我的想法是让程序弹出 Windows 凭据屏幕,以便用户可以登录(比如当用户通过 Windows 资源管理器打开共享时)。

我找到了WNetUseConnection允许在不映射共享的情况下登录共享的 API,并且它具有提供提示的选项。

这是我正在使用的代码:

Public Class frmMain

    Private Const CONNECT_INTRERACTIVE = &H8
    Private Const CONNECT_PROMPT = &H10
    Private Const RESOURCETYPE_DISK = &H1

    Private Structure NETRESOURCE
        Public dwScope As Long
        Public dwType As Long
        Public dwDisplayType As Long
        Public dwUsage As Long
        Public lpLocalName As String
        Public lpRemoteName As String
        Public lpComment As String
        Public lpProvider As String
    End Structure

    Private Declare Function WNetUseConnection Lib "mpr.dll" _
        Alias "WNetUseConnectionA" ( _
        ByVal hwndOwner As Long, _
        ByRef lpNetResource As NETRESOURCE, _
        ByVal lpUsername As String, _
        ByVal lpPassword As String, _
        ByVal dwFlags As Long, _
        ByVal lpAccessName As String, _
        ByRef lpBufferSize As Long, _
        ByRef lpResult As Long) _
   As Long

Private Sub frmMain_Load(ByVal sender As System.Object, ByVal e As System.EventArgs) Handles MyBase.Load
        Dim resource As New NETRESOURCE
        Dim success As Long
        Dim ErrInfo As Long

        With resource
            .dwType = RESOURCETYPE_DISK
            .lpLocalName = vbNullString
            .lpRemoteName = "\\server\folder\"
            .lpProvider = vbNullString
        End With

        ErrInfo = WNetUseConnection(Me.Handle, resource, "", "", CONNECT_INTRERACTIVE Or CONNECT_PROMPT, vbNull, vbNull, success)

        Console.WriteLine(ErrInfo)

        Dim errorMessage As String
        errorMessage = New Win32Exception().Message

        Console.WriteLine(errorMessage)
End Sub

我回来的错误是:

句柄无效(代码 2091649073639)。

有没有办法让这个工作?

4

1 回答 1

7

您发布的代码似乎有几个问题:

  1. 您的 P/Invoke 类型需要调整。以下是本机 Windows 类型及其相应的 VB .Net 对应物:

    • HWND->IntPtr
    • LPDWORD->IntPtr
    • DWORD-> UInt32(我也见过Integer用过)

    UsingIntPtr允许运行时使用 32 位或 64 位指针,具体取决于机器架构。DWORDs 始终是 32 位的,即使在 64 位机器上也是如此。另请参阅:Visual C++:32 位和 64 位代码的 DWORD 有多大?

  2. P/Invoke 签名的用户名和密码参数颠倒了。密码参数实际上应该是第一个。在您的情况下这并不重要,因为系统会提示用户输入此信息。但是,当您稍后尝试传递这些值时可能很重要......

  3. 远程共享不应有尾部反斜杠

    .lpRemoteName = "\\server\folder\"

    应该

    .lpRemoteName = "\\server\folder"

  4. 最后,我必须添加buffer参数才能使代码正常工作。没有它,WNetUseConnection函数总是返回ERROR_MORE_DATA,这意味着缓冲区太小。

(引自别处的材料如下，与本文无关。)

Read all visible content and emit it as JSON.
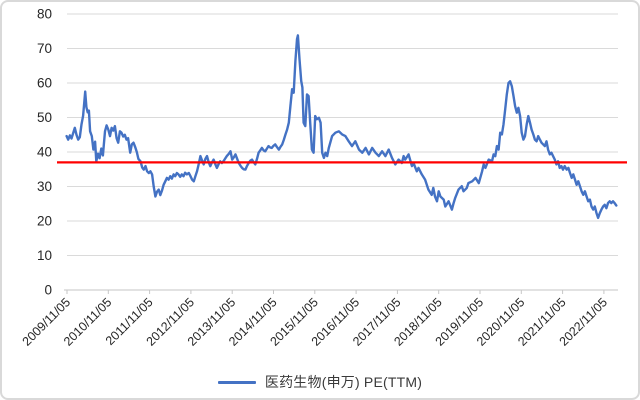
{
  "chart_data": {
    "type": "line",
    "title": "",
    "xlabel": "",
    "ylabel": "",
    "grid": "horizontal",
    "y_axis": {
      "min": 0,
      "max": 80,
      "tick_interval": 10,
      "ticks": [
        0,
        10,
        20,
        30,
        40,
        50,
        60,
        70,
        80
      ]
    },
    "x_axis": {
      "tick_labels": [
        "2009/11/05",
        "2010/11/05",
        "2011/11/05",
        "2012/11/05",
        "2013/11/05",
        "2014/11/05",
        "2015/11/05",
        "2016/11/05",
        "2017/11/05",
        "2018/11/05",
        "2019/11/05",
        "2020/11/05",
        "2021/11/05",
        "2022/11/05"
      ],
      "label_rotation_deg": -45
    },
    "reference_line": {
      "value": 37,
      "color": "#ff0000"
    },
    "legend": {
      "position": "bottom",
      "label": "医药生物(申万) PE(TTM)"
    },
    "series": [
      {
        "name": "医药生物(申万) PE(TTM)",
        "color": "#4472c4",
        "points": [
          [
            2009.84,
            44.6
          ],
          [
            2009.88,
            43.6
          ],
          [
            2009.92,
            44.8
          ],
          [
            2009.96,
            43.9
          ],
          [
            2010.0,
            45.5
          ],
          [
            2010.04,
            47.0
          ],
          [
            2010.08,
            45.0
          ],
          [
            2010.12,
            43.6
          ],
          [
            2010.16,
            44.3
          ],
          [
            2010.2,
            48.0
          ],
          [
            2010.24,
            50.5
          ],
          [
            2010.29,
            57.5
          ],
          [
            2010.32,
            53.0
          ],
          [
            2010.35,
            51.5
          ],
          [
            2010.38,
            52.0
          ],
          [
            2010.41,
            46.0
          ],
          [
            2010.45,
            44.6
          ],
          [
            2010.49,
            40.7
          ],
          [
            2010.53,
            43.0
          ],
          [
            2010.56,
            37.3
          ],
          [
            2010.6,
            39.5
          ],
          [
            2010.64,
            38.2
          ],
          [
            2010.68,
            41.0
          ],
          [
            2010.72,
            39.0
          ],
          [
            2010.77,
            46.0
          ],
          [
            2010.81,
            47.7
          ],
          [
            2010.85,
            46.5
          ],
          [
            2010.89,
            44.6
          ],
          [
            2010.93,
            47.0
          ],
          [
            2010.97,
            46.2
          ],
          [
            2011.01,
            47.5
          ],
          [
            2011.05,
            44.0
          ],
          [
            2011.09,
            42.7
          ],
          [
            2011.13,
            46.0
          ],
          [
            2011.17,
            45.6
          ],
          [
            2011.21,
            44.5
          ],
          [
            2011.25,
            45.0
          ],
          [
            2011.29,
            43.6
          ],
          [
            2011.33,
            44.0
          ],
          [
            2011.38,
            39.8
          ],
          [
            2011.42,
            42.2
          ],
          [
            2011.46,
            42.7
          ],
          [
            2011.5,
            41.5
          ],
          [
            2011.54,
            40.0
          ],
          [
            2011.58,
            38.0
          ],
          [
            2011.63,
            37.3
          ],
          [
            2011.67,
            35.5
          ],
          [
            2011.71,
            34.9
          ],
          [
            2011.75,
            35.9
          ],
          [
            2011.79,
            34.4
          ],
          [
            2011.83,
            33.9
          ],
          [
            2011.87,
            34.4
          ],
          [
            2011.91,
            33.5
          ],
          [
            2011.95,
            30.0
          ],
          [
            2011.99,
            27.1
          ],
          [
            2012.03,
            28.5
          ],
          [
            2012.07,
            29.1
          ],
          [
            2012.11,
            27.5
          ],
          [
            2012.15,
            28.8
          ],
          [
            2012.19,
            30.5
          ],
          [
            2012.23,
            31.5
          ],
          [
            2012.27,
            32.5
          ],
          [
            2012.31,
            32.0
          ],
          [
            2012.35,
            33.0
          ],
          [
            2012.39,
            32.3
          ],
          [
            2012.43,
            33.5
          ],
          [
            2012.47,
            33.0
          ],
          [
            2012.51,
            33.9
          ],
          [
            2012.55,
            33.5
          ],
          [
            2012.59,
            32.8
          ],
          [
            2012.63,
            33.5
          ],
          [
            2012.67,
            33.0
          ],
          [
            2012.71,
            34.0
          ],
          [
            2012.75,
            33.5
          ],
          [
            2012.8,
            33.9
          ],
          [
            2012.84,
            33.0
          ],
          [
            2012.88,
            32.0
          ],
          [
            2012.92,
            31.5
          ],
          [
            2012.96,
            33.0
          ],
          [
            2013.0,
            34.5
          ],
          [
            2013.04,
            36.5
          ],
          [
            2013.08,
            38.8
          ],
          [
            2013.12,
            37.5
          ],
          [
            2013.16,
            36.4
          ],
          [
            2013.2,
            38.0
          ],
          [
            2013.24,
            38.8
          ],
          [
            2013.28,
            37.0
          ],
          [
            2013.32,
            35.9
          ],
          [
            2013.36,
            37.0
          ],
          [
            2013.4,
            37.8
          ],
          [
            2013.44,
            36.5
          ],
          [
            2013.48,
            35.4
          ],
          [
            2013.52,
            36.5
          ],
          [
            2013.56,
            37.3
          ],
          [
            2013.6,
            36.8
          ],
          [
            2013.65,
            37.5
          ],
          [
            2013.69,
            38.3
          ],
          [
            2013.72,
            38.8
          ],
          [
            2013.77,
            39.5
          ],
          [
            2013.81,
            40.2
          ],
          [
            2013.85,
            37.8
          ],
          [
            2013.89,
            38.5
          ],
          [
            2013.93,
            39.3
          ],
          [
            2013.97,
            38.0
          ],
          [
            2014.01,
            36.8
          ],
          [
            2014.05,
            36.0
          ],
          [
            2014.09,
            35.4
          ],
          [
            2014.13,
            35.0
          ],
          [
            2014.17,
            34.9
          ],
          [
            2014.21,
            36.0
          ],
          [
            2014.25,
            36.8
          ],
          [
            2014.29,
            37.5
          ],
          [
            2014.33,
            37.8
          ],
          [
            2014.37,
            37.0
          ],
          [
            2014.41,
            36.4
          ],
          [
            2014.45,
            38.0
          ],
          [
            2014.49,
            39.8
          ],
          [
            2014.53,
            40.5
          ],
          [
            2014.57,
            41.2
          ],
          [
            2014.61,
            40.5
          ],
          [
            2014.65,
            40.2
          ],
          [
            2014.69,
            41.0
          ],
          [
            2014.73,
            41.7
          ],
          [
            2014.77,
            41.3
          ],
          [
            2014.81,
            41.2
          ],
          [
            2014.85,
            41.8
          ],
          [
            2014.89,
            42.2
          ],
          [
            2014.93,
            41.5
          ],
          [
            2014.98,
            40.7
          ],
          [
            2015.02,
            41.5
          ],
          [
            2015.06,
            42.2
          ],
          [
            2015.1,
            43.5
          ],
          [
            2015.14,
            45.1
          ],
          [
            2015.18,
            46.5
          ],
          [
            2015.22,
            48.5
          ],
          [
            2015.26,
            53.3
          ],
          [
            2015.3,
            58.2
          ],
          [
            2015.34,
            57.2
          ],
          [
            2015.38,
            66.4
          ],
          [
            2015.42,
            72.7
          ],
          [
            2015.44,
            73.8
          ],
          [
            2015.48,
            66.9
          ],
          [
            2015.52,
            60.6
          ],
          [
            2015.55,
            58.7
          ],
          [
            2015.58,
            48.5
          ],
          [
            2015.62,
            47.5
          ],
          [
            2015.66,
            56.7
          ],
          [
            2015.7,
            56.2
          ],
          [
            2015.74,
            48.0
          ],
          [
            2015.78,
            40.7
          ],
          [
            2015.82,
            39.8
          ],
          [
            2015.86,
            50.4
          ],
          [
            2015.9,
            49.5
          ],
          [
            2015.95,
            49.9
          ],
          [
            2015.99,
            48.5
          ],
          [
            2016.03,
            39.8
          ],
          [
            2016.07,
            38.3
          ],
          [
            2016.11,
            39.8
          ],
          [
            2016.15,
            38.8
          ],
          [
            2016.19,
            41.2
          ],
          [
            2016.27,
            44.6
          ],
          [
            2016.35,
            45.6
          ],
          [
            2016.43,
            46.0
          ],
          [
            2016.51,
            45.1
          ],
          [
            2016.59,
            44.6
          ],
          [
            2016.67,
            43.1
          ],
          [
            2016.75,
            41.7
          ],
          [
            2016.83,
            43.1
          ],
          [
            2016.92,
            40.7
          ],
          [
            2017.0,
            39.8
          ],
          [
            2017.08,
            41.2
          ],
          [
            2017.16,
            39.3
          ],
          [
            2017.24,
            41.2
          ],
          [
            2017.32,
            39.8
          ],
          [
            2017.4,
            38.8
          ],
          [
            2017.48,
            40.2
          ],
          [
            2017.56,
            38.8
          ],
          [
            2017.64,
            40.7
          ],
          [
            2017.72,
            38.3
          ],
          [
            2017.8,
            36.4
          ],
          [
            2017.88,
            37.8
          ],
          [
            2017.96,
            36.8
          ],
          [
            2018.0,
            38.8
          ],
          [
            2018.04,
            37.8
          ],
          [
            2018.12,
            39.3
          ],
          [
            2018.2,
            35.9
          ],
          [
            2018.24,
            36.8
          ],
          [
            2018.32,
            34.4
          ],
          [
            2018.36,
            35.4
          ],
          [
            2018.44,
            33.5
          ],
          [
            2018.52,
            32.0
          ],
          [
            2018.6,
            29.1
          ],
          [
            2018.68,
            27.6
          ],
          [
            2018.72,
            29.6
          ],
          [
            2018.76,
            27.1
          ],
          [
            2018.81,
            25.7
          ],
          [
            2018.85,
            28.6
          ],
          [
            2018.89,
            27.1
          ],
          [
            2018.97,
            26.2
          ],
          [
            2019.01,
            24.2
          ],
          [
            2019.09,
            25.7
          ],
          [
            2019.17,
            23.3
          ],
          [
            2019.21,
            25.2
          ],
          [
            2019.25,
            26.7
          ],
          [
            2019.33,
            29.1
          ],
          [
            2019.41,
            30.1
          ],
          [
            2019.45,
            28.6
          ],
          [
            2019.53,
            29.6
          ],
          [
            2019.57,
            31.0
          ],
          [
            2019.66,
            31.5
          ],
          [
            2019.74,
            32.5
          ],
          [
            2019.82,
            31.0
          ],
          [
            2019.9,
            34.4
          ],
          [
            2019.94,
            36.4
          ],
          [
            2019.98,
            35.4
          ],
          [
            2020.06,
            37.8
          ],
          [
            2020.14,
            37.3
          ],
          [
            2020.18,
            39.3
          ],
          [
            2020.22,
            38.8
          ],
          [
            2020.26,
            41.7
          ],
          [
            2020.3,
            40.7
          ],
          [
            2020.34,
            45.6
          ],
          [
            2020.38,
            45.1
          ],
          [
            2020.42,
            48.0
          ],
          [
            2020.46,
            52.4
          ],
          [
            2020.5,
            56.7
          ],
          [
            2020.54,
            60.0
          ],
          [
            2020.58,
            60.5
          ],
          [
            2020.62,
            59.1
          ],
          [
            2020.66,
            56.2
          ],
          [
            2020.7,
            53.3
          ],
          [
            2020.74,
            51.4
          ],
          [
            2020.78,
            52.8
          ],
          [
            2020.82,
            50.4
          ],
          [
            2020.86,
            45.6
          ],
          [
            2020.9,
            43.6
          ],
          [
            2020.94,
            44.6
          ],
          [
            2020.98,
            48.0
          ],
          [
            2021.02,
            50.4
          ],
          [
            2021.06,
            48.5
          ],
          [
            2021.1,
            46.5
          ],
          [
            2021.14,
            45.1
          ],
          [
            2021.18,
            43.6
          ],
          [
            2021.22,
            43.1
          ],
          [
            2021.26,
            44.6
          ],
          [
            2021.3,
            43.6
          ],
          [
            2021.34,
            42.7
          ],
          [
            2021.42,
            41.7
          ],
          [
            2021.46,
            43.1
          ],
          [
            2021.5,
            40.7
          ],
          [
            2021.54,
            39.3
          ],
          [
            2021.58,
            39.8
          ],
          [
            2021.66,
            37.8
          ],
          [
            2021.7,
            36.4
          ],
          [
            2021.74,
            37.3
          ],
          [
            2021.78,
            35.4
          ],
          [
            2021.82,
            35.9
          ],
          [
            2021.86,
            34.9
          ],
          [
            2021.9,
            35.9
          ],
          [
            2021.95,
            34.9
          ],
          [
            2021.99,
            35.4
          ],
          [
            2022.03,
            33.9
          ],
          [
            2022.07,
            32.5
          ],
          [
            2022.11,
            33.5
          ],
          [
            2022.15,
            32.0
          ],
          [
            2022.19,
            30.5
          ],
          [
            2022.23,
            31.5
          ],
          [
            2022.31,
            28.6
          ],
          [
            2022.35,
            27.6
          ],
          [
            2022.39,
            28.6
          ],
          [
            2022.43,
            27.1
          ],
          [
            2022.47,
            25.7
          ],
          [
            2022.51,
            26.2
          ],
          [
            2022.55,
            24.2
          ],
          [
            2022.59,
            23.3
          ],
          [
            2022.63,
            24.2
          ],
          [
            2022.67,
            22.3
          ],
          [
            2022.71,
            20.9
          ],
          [
            2022.75,
            22.3
          ],
          [
            2022.79,
            23.3
          ],
          [
            2022.83,
            24.2
          ],
          [
            2022.87,
            24.7
          ],
          [
            2022.91,
            23.7
          ],
          [
            2022.95,
            25.2
          ],
          [
            2022.99,
            25.7
          ],
          [
            2023.03,
            25.2
          ],
          [
            2023.07,
            25.7
          ],
          [
            2023.11,
            25.2
          ],
          [
            2023.15,
            24.5
          ]
        ]
      }
    ]
  },
  "colors": {
    "series_blue": "#4472c4",
    "reference_red": "#ff0000",
    "gridline": "#dadada",
    "axis_line": "#c6c6c6",
    "tick_label": "#262626",
    "card_border": "#d9d9d9",
    "background": "#ffffff"
  }
}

这是我使用的完整代码(在 Windows 8 64 位、Windows 7 32 位上测试):

Imports System.ComponentModel
Imports System.Text

Public Class frmMain
    Private Const CONNECT_INTRERACTIVE = &H8
    Private Const CONNECT_PROMPT = &H10
    Private Const RESOURCETYPE_DISK = &H1

    Private Structure NETRESOURCE
        Public dwScope As UInt32
        Public dwType As UInt32
        Public dwDisplayType As UInt32
        Public dwUsage As UInt32
        Public lpLocalName As String
        Public lpRemoteName As String
        Public lpComment As String
        Public lpProvider As String
    End Structure

    Private Declare Function WNetUseConnection Lib "mpr.dll" _
        Alias "WNetUseConnectionA" ( _
        ByVal hwndOwner As IntPtr, _
        ByRef lpNetResource As NETRESOURCE, _
        ByVal lpPassword As String, _
        ByVal lpUsername As String, _
        ByVal dwFlags As UInt32, _
        ByVal lpAccessName As StringBuilder, _
        ByRef lpBufferSize As IntPtr, _
        ByRef lpResult As IntPtr) _
   As UInt32

    Private Sub frmMain_Load(ByVal sender As System.Object, ByVal e As System.EventArgs) Handles MyBase.Load
        Dim resource As New NETRESOURCE
        Dim success As Long
        Dim ErrInfo As Long
        Const BUFFERSIZE As Integer = 1024
        Dim buffer As New StringBuilder(BUFFERSIZE)

        With resource
            .dwType = RESOURCETYPE_DISK
            .lpLocalName = vbNullString
            .lpRemoteName = "\\server\folder"
            .lpProvider = vbNullString
        End With

        ErrInfo = WNetUseConnection(Me.Handle, resource, "", "", CONNECT_INTRERACTIVE Or CONNECT_PROMPT, buffer, BUFFERSIZE, success)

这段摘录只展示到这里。